African American History Subject Guide

Overview

The collections at the William L. Clements Library document the varied and rich histories of African Americans, with particular strengths on the history of slavery, antislavery and abolition movements, the Civil War, and emancipation. Materials from all of the divisions grant different entry points to explore how Americans experienced, interpreted, and recorded race.

Examples of some key manuscript collections include the African American History Collection, the Weld-Grimké Family Papers, and collections in the James S. Schoff Civil War Collection. The Graphics Division helps document the visual history of African Americans through sources like the Arabella Chapman Carte-de-Visite Albums, which illustrate the lives of the Chapman family, middle-class African Americans from Albany, New York.

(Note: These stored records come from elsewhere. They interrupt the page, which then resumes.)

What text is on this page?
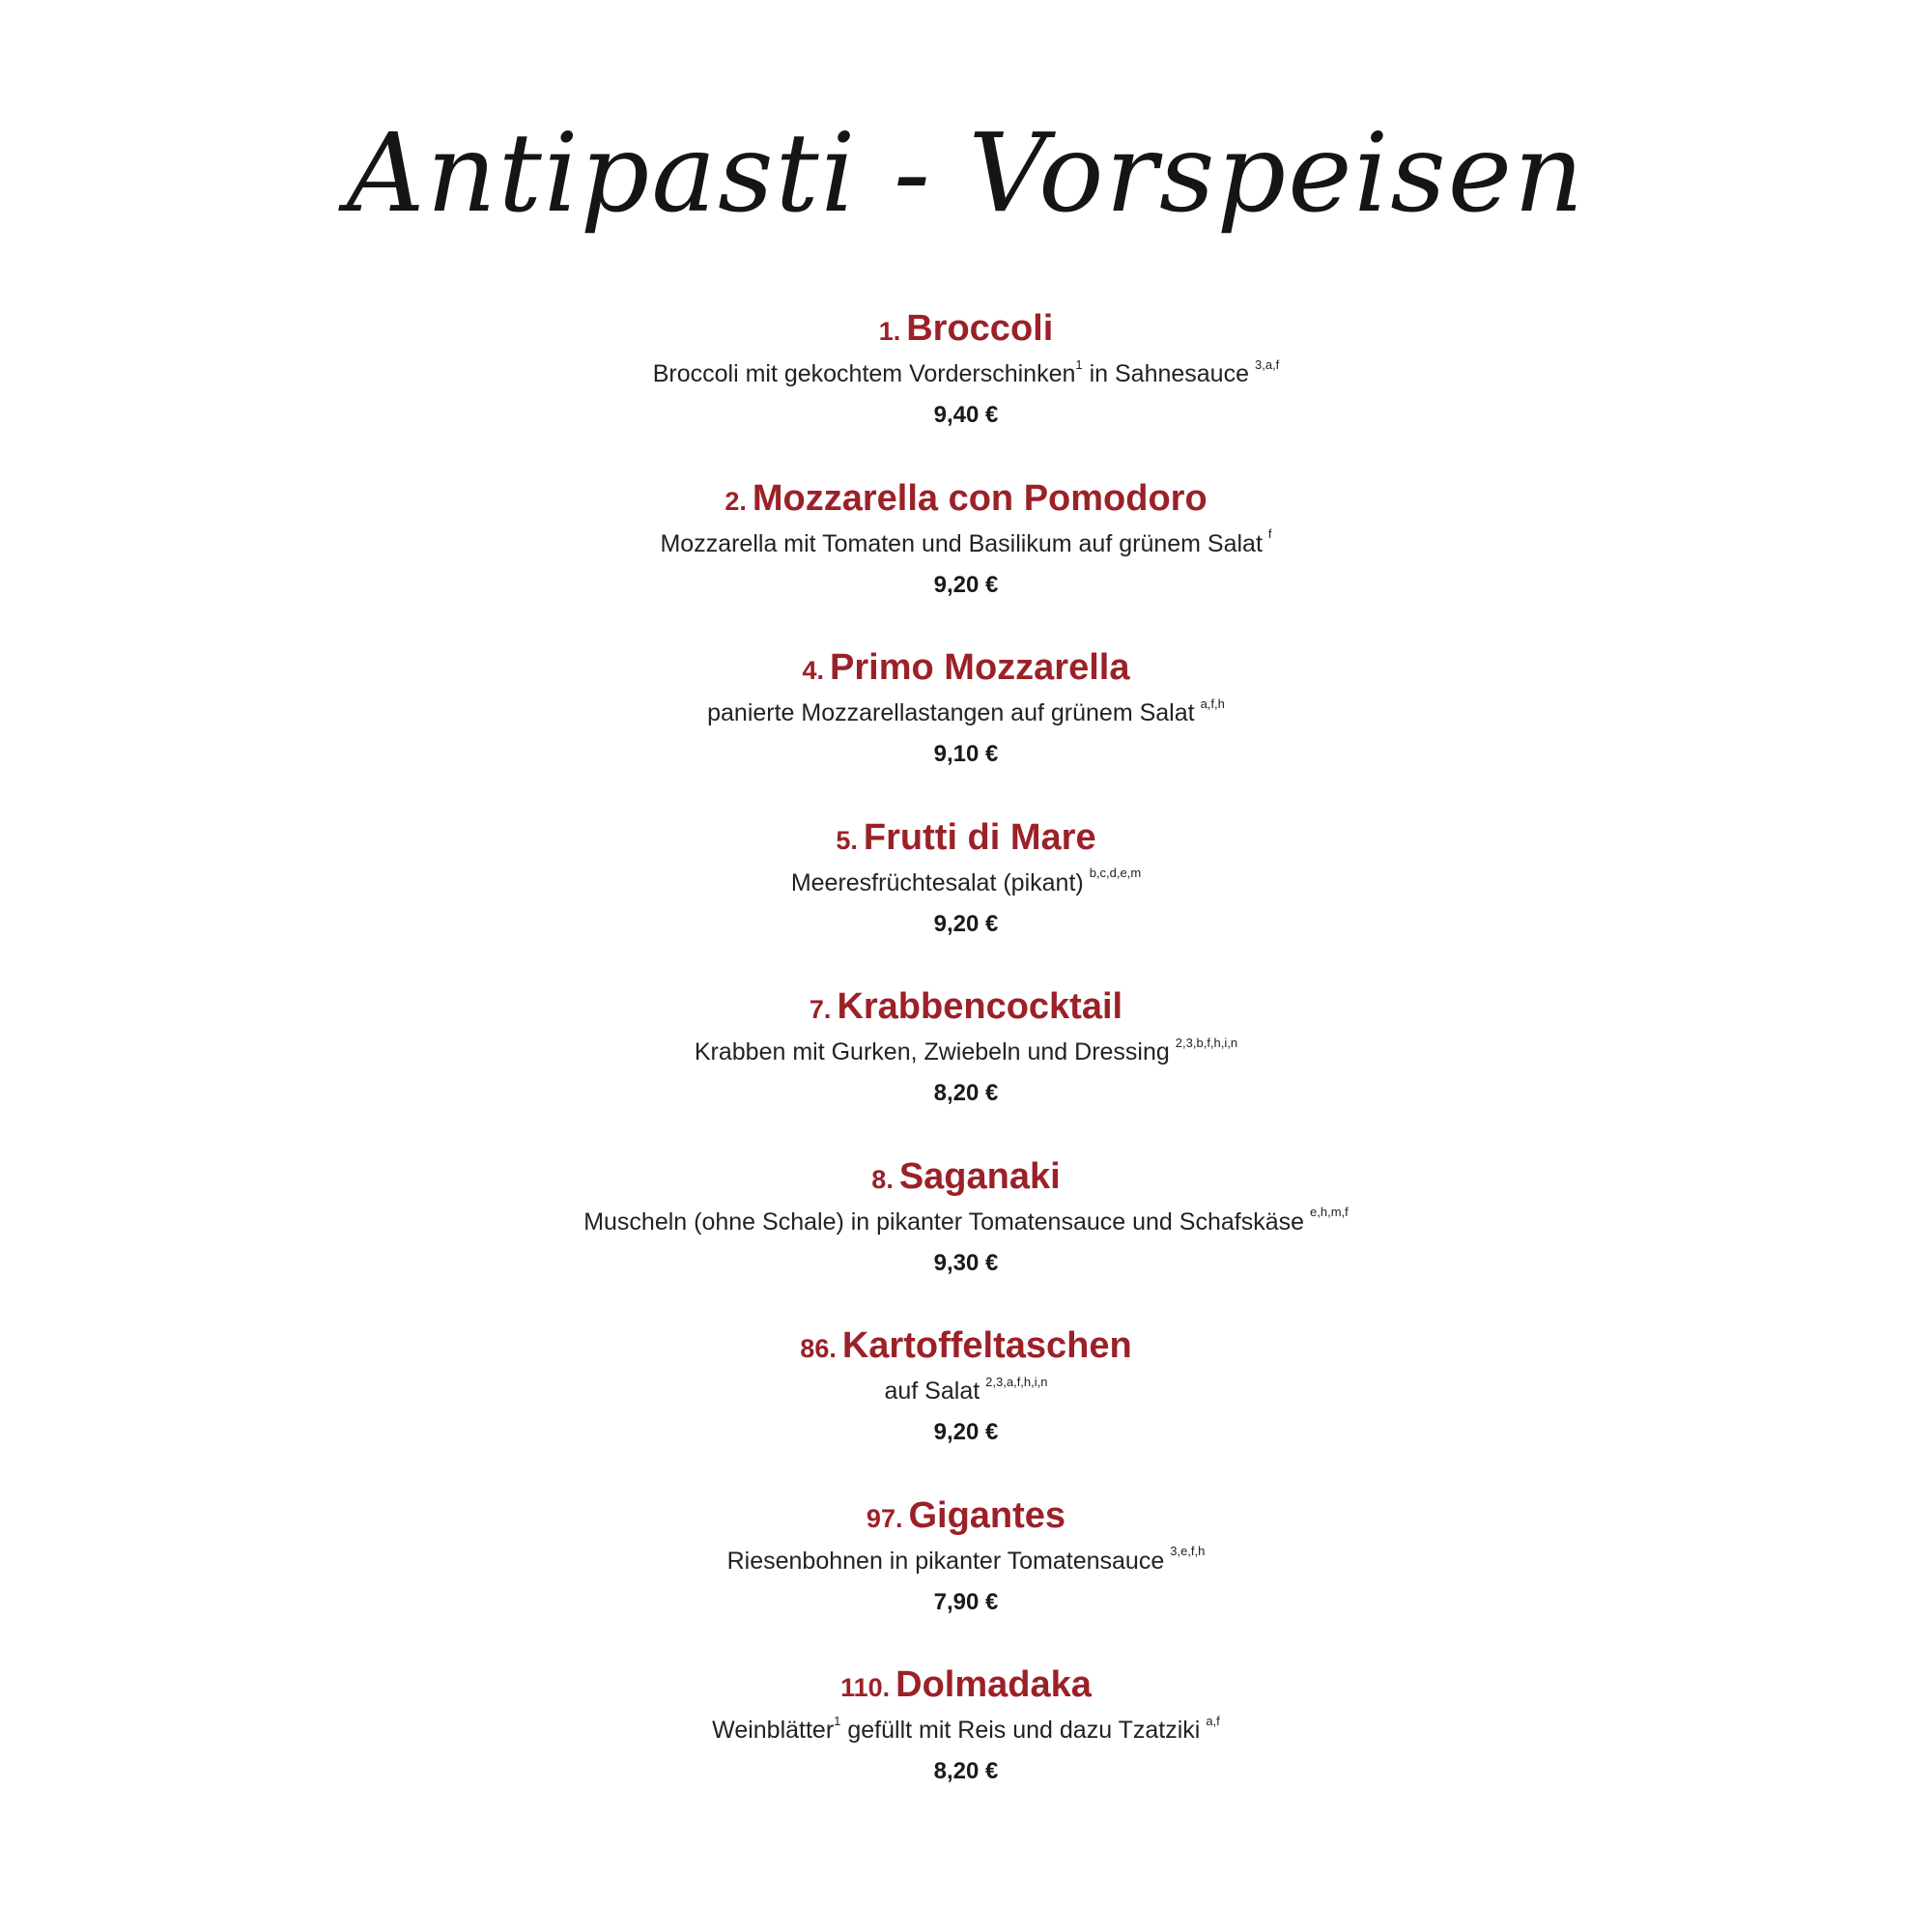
Antipasti - Vorspeisen
1. Broccoli
Broccoli mit gekochtem Vorderschinken$^1$ in Sahnesauce $^{3,a,f}$
9,40 €
2. Mozzarella con Pomodoro
Mozzarella mit Tomaten und Basilikum auf grünem Salat $^f$
9,20 €
4. Primo Mozzarella
panierte Mozzarellastangen auf grünem Salat $^{a,f,h}$
9,10 €
5. Frutti di Mare
Meeresfrüchtesalat (pikant) $^{b,c,d,e,m}$
9,20 €
7. Krabbencocktail
Krabben mit Gurken, Zwiebeln und Dressing $^{2,3,b,f,h,i,n}$
8,20 €
8. Saganaki
Muscheln (ohne Schale) in pikanter Tomatensauce und Schafskäse $^{e,h,m,f}$
9,30 €
86. Kartoffeltaschen
auf Salat $^{2,3,a,f,h,i,n}$
9,20 €
97. Gigantes
Riesenbohnen in pikanter Tomatensauce $^{3,e,f,h}$
7,90 €
110. Dolmadaka
Weinblätter$^1$ gefüllt mit Reis und dazu Tzatziki $^{a,f}$
8,20 €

Selected examples of the type of material on this subject to be found in each division include:

Book Division

  • Pro- and anti-slavery tracts and defenses
  • Printed travel accounts describing slave states
  • Autobiographies and biographies of formerly enslaved people, abolitionists, and leading figures
  • City directories with information about free and enslaved residents and their various business enterprises

Manuscript Division

  • Family papers that include information about plantation management, mixed-race children, and commentary on enslaved workers
  • Diaries, journals, and letters describing travel through and everyday life in slave-holding states as well as encounters with African Americans in free states
  • Papers from military figures, soldiers, and civilians during wartime documenting African American participation in wars and debates relating to race and slavery generated during them
  • Papers of antislavery groups and activists

Graphics Division

  • Photographs representing African Americans, free and enslaved, including portraits commissioned by African Americans and albums assembled by them
  • Printed historical views that include representations of African Americans
  • Printed satires commenting on race, slavery, abolition, and politics
  • Sketchbooks and other original artwork depicting African Americans
  • Sheet music, including minstrel songs and music relating to African Americans and slavery

Map Division

  • Printed maps of particular slave states or of the nation as a whole delineating boundaries between slave-holding and free territories
  • Maps with demographic information about enslaved populations
  • Maps with details of plantations

Subject Headings

Abolitionists
African Americans
Antislavery literature
Antislavery movements–United States
Black race
Freedmen
Fugitive slaves
Minstrel music
Plantation life
Plantations
Race
Race relations
Racism
Slave insurrections
Slave trade
Slaveholders
Slavery–United States
Slavery and the church
Slaves
Slaves–Emancipation
United States. President (1861-1865 : Lincoln). Emancipation Proclamation
United States–Race relations

subdivision African Americans under individual subjects, e.g. United States — History — Revolution, 1775-1783 — African Americans.

Online Resources

Selections in the William L. Clements Library Image Bank and volumes from the Book Division scanned into HathiTrust relate to African Americans.